Mais prendre conscience de ces associations entre un comportement et une image permet d’agir sur celle-ci. Il s’agit de la casser. Anthony Robbins cite cet exemple avec ses propres enfants : pour être sûr qu’ils n’associent rien de positif avec la prise de drogue, il les amena, avec un ami de l’Armée du Salut, dans un immeuble squatté par des junkies, défoncés, en manque, en crise, etc. Le but était qu’ils associent définitivement la prise de drogue avec cette image de déchéance, de crasse, de douleur.

Mais inversement, on peut également tenter d’associer les comportements positifs avec une image positive. Il faut donc trouver des exemples positifs, de jeunes « cools » qui ne fument pas, boivent modérément, ne se droguent pas, mangent sainement.

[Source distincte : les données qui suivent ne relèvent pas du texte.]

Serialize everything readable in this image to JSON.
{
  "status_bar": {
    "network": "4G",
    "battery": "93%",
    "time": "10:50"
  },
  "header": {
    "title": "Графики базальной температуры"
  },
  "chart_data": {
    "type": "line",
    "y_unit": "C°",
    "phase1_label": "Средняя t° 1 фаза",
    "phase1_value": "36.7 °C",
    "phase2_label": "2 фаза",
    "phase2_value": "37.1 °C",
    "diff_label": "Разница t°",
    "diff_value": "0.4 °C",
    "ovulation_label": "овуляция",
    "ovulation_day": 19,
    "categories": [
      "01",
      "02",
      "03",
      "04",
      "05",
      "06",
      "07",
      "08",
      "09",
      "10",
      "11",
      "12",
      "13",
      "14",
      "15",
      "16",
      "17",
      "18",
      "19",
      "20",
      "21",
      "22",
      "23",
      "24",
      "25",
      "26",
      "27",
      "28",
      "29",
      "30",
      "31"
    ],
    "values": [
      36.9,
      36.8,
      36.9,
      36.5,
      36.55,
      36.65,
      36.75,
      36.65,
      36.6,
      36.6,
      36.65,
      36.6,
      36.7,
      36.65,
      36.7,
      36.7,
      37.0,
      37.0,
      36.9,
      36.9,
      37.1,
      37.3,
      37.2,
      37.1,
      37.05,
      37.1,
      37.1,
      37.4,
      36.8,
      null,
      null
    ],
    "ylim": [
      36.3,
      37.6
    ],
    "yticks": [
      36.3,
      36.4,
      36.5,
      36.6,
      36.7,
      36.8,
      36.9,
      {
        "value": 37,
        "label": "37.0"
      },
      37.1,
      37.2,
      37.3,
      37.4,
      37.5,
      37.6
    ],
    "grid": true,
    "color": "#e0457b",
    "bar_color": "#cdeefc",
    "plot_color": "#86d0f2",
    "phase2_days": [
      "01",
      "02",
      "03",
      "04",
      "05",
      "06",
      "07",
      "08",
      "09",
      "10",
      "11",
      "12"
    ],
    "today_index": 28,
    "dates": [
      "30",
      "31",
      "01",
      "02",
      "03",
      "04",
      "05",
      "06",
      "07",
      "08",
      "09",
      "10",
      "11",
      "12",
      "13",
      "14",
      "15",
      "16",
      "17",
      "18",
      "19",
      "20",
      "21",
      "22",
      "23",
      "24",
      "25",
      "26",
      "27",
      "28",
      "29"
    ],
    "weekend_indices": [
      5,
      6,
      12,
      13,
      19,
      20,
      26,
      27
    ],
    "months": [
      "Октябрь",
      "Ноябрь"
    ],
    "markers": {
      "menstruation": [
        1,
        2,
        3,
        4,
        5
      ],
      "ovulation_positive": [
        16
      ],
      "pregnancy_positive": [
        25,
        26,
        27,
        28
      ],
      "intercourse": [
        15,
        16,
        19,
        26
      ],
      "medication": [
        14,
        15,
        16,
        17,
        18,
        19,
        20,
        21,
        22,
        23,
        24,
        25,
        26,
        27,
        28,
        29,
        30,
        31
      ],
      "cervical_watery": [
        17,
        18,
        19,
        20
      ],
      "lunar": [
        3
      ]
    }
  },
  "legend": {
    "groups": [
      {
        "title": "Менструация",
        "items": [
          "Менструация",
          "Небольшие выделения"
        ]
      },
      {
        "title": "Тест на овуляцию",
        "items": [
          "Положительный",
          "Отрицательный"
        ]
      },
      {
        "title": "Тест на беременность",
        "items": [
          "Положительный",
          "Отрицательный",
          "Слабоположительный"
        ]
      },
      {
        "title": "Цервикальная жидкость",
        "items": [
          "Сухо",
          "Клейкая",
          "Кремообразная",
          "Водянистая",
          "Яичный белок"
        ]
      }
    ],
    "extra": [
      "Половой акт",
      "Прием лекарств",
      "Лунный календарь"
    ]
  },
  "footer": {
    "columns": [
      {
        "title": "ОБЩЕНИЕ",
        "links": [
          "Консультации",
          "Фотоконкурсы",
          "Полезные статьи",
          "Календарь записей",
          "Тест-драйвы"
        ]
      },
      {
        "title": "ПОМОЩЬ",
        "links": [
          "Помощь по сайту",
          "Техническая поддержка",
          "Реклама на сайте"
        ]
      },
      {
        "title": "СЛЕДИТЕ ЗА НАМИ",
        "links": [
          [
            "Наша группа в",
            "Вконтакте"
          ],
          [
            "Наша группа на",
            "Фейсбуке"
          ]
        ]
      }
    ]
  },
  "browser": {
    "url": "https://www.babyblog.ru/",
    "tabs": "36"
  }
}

Pour cela, j’utilise depuis plusieurs années la référence aux « Straight-Edges ». Les straight-edges représentent une mouvance issue du punk-hardcore. Leur but est de garder une certaine indépendance d’esprit, de garder un contrôle sur soi, contrairement aux personnes sous influence d’alcool ou de drogues. L’image est déjà différente : ils ne sont pas trop coincés pour fumer, boire, etc., ils ont décidé de ne pas le faire, pour rester libres ! On est déjà dans un comportement qui parle aux adolescents ! Et qui est valorisant !

Le meilleur matériel pédagogique que j’ai trouvé, ce sont les vidéos publicitaires pour le mouvement straight-edge, que voici :

Je les diffuse en classe, et je traduis. Voilà donc des jeunes qui sont loin d’être coincés, ils sont tatoués, ils écoutent de la musique que tous les ados n’aiment pas nécessairement, mais qui, à leurs yeux, n’est pas ringarde. Ce sont même des caïds, des « tough guys », et pourtant ils ne fument pas, ne boivent pas, sont végétariens, etc. !

L’association neurologique est brisée. Et c’est le plus important ! La non-consommation de drogue, de tabac, etc., peut être valorisée ! Et là, votre cours sur la santé pourra avoir un impact sur la santé de vos élèves.

En conclusion, que vous enseigniez des choses relatives aux drogues et assuétudes, à l’alimentation, à l’hygiène, etc., que devez-vous faire ?

Trouvez des exemples :

  1. de jeunes qui ont CHOISI des comportements sains ET
  2. qui présentent une identité valorisée, valorisable, à laquelle on voudrait s’identifier.